Bonecas sexuais com traços infantis, disponíveis em seu site, chamaram atenção de órgãos de vigilância na França, levando à remoção imediata dos itens.
Identificação e denúncia pelo órgão francês
A Diretoria Geral de Concorrência, Assuntos do Consumidor e Controle de Fraudes (DGCCRF) da França identificou os produtos em questão no sábado (1º). Segundo o relatório, a venda dessas bonecas apresentava riscos sérios por duas razões principais:
- A descrição indicava caráter sexual associado à aparência infantil.
- Não existiam mecanismos efetivos para impedir o acesso de menores de idade ao material.
O órgão classificou os itens como produtos de natureza pornográfica, enfatizando a gravidade da falha na categorização e no controle de acesso.

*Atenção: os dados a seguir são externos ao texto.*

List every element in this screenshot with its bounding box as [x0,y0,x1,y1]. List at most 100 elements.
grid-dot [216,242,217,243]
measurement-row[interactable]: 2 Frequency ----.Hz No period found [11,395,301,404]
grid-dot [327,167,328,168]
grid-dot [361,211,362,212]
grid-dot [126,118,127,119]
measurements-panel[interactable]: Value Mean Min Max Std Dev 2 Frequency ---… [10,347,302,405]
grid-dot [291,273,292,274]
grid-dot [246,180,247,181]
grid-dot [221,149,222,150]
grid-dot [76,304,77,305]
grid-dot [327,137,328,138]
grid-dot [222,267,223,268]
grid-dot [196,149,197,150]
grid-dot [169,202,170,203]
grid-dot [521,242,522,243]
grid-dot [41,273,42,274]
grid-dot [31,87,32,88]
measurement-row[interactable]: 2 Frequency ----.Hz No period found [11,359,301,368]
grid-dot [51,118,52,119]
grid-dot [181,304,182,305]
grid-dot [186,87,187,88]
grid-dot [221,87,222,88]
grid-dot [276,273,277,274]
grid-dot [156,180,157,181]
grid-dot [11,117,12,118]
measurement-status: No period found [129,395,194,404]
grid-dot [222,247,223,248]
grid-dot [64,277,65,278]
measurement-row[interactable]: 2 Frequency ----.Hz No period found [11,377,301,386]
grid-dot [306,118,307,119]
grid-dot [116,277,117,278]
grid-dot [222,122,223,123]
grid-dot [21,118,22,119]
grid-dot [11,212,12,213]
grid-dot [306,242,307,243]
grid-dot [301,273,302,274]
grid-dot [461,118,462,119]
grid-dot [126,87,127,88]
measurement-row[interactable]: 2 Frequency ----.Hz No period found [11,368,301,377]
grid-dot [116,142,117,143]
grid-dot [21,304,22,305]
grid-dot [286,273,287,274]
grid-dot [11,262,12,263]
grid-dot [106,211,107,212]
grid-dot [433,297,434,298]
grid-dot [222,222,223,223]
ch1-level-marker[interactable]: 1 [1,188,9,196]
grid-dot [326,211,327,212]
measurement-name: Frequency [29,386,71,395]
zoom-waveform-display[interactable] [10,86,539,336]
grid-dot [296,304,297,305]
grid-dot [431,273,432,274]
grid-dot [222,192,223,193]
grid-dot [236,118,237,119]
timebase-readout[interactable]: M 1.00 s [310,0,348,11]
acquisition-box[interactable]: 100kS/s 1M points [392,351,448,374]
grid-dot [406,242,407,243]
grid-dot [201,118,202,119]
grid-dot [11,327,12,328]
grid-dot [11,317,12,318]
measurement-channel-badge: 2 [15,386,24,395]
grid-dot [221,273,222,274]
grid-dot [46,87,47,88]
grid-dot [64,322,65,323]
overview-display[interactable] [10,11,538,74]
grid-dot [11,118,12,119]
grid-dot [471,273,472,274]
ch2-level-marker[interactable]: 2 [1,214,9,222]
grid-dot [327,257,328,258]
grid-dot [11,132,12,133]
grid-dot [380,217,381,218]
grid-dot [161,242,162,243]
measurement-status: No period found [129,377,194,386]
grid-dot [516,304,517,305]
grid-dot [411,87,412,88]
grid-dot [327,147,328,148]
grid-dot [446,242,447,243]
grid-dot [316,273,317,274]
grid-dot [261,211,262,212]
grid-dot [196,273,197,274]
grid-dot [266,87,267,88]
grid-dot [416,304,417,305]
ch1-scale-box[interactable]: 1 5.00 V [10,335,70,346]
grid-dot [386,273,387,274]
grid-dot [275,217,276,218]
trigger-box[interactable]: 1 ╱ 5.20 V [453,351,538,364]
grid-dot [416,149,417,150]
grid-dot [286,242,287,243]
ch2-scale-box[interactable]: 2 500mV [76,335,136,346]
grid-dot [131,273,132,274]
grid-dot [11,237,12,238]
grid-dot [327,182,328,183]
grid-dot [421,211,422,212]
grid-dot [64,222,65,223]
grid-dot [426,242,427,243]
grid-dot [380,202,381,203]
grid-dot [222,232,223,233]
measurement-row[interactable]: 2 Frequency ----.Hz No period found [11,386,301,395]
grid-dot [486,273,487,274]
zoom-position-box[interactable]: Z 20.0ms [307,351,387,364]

A reação imediata da Shein
Após tomar conhecimento da denúncia, a Shein informou que os produtos foram removidos do site imediatamente. Em comunicado, a empresa afirmou que considera essas falhas “graves” e que mantém política de “tolerância zero” em relação a qualquer violação de normas legais ou internas.
Além da remoção, a Shein anunciou que realizará uma revisão aprofundada de seus procedimentos de controle e monitoramento de produtos. O objetivo é reforçar filtros de segurança, prevenir futuras falhas e garantir que conteúdos inadequados não fiquem acessíveis a menores de idade.
Debate sobre responsabilidade e regulação digital
O episódio reacende um debate internacional sobre a responsabilidade de grandes plataformas de e-commerce em monitorar produtos sensíveis.
Especialistas destacam que, apesar de políticas internas rígidas, a automação e o volume massivo de itens comercializados tornam essencial a fiscalização externa e a pressão social para que práticas abusivas sejam eliminadas.
Consequências para a imagem da marca
Para a Shein, o caso representa um risco de reputação, sobretudo em mercados europeus, onde consumidores e autoridades estão cada vez mais atentos a questões de proteção infantil e ética empresarial.
A empresa precisará demonstrar de forma consistente que medidas preventivas estão sendo implementadas e que violações não serão toleradas.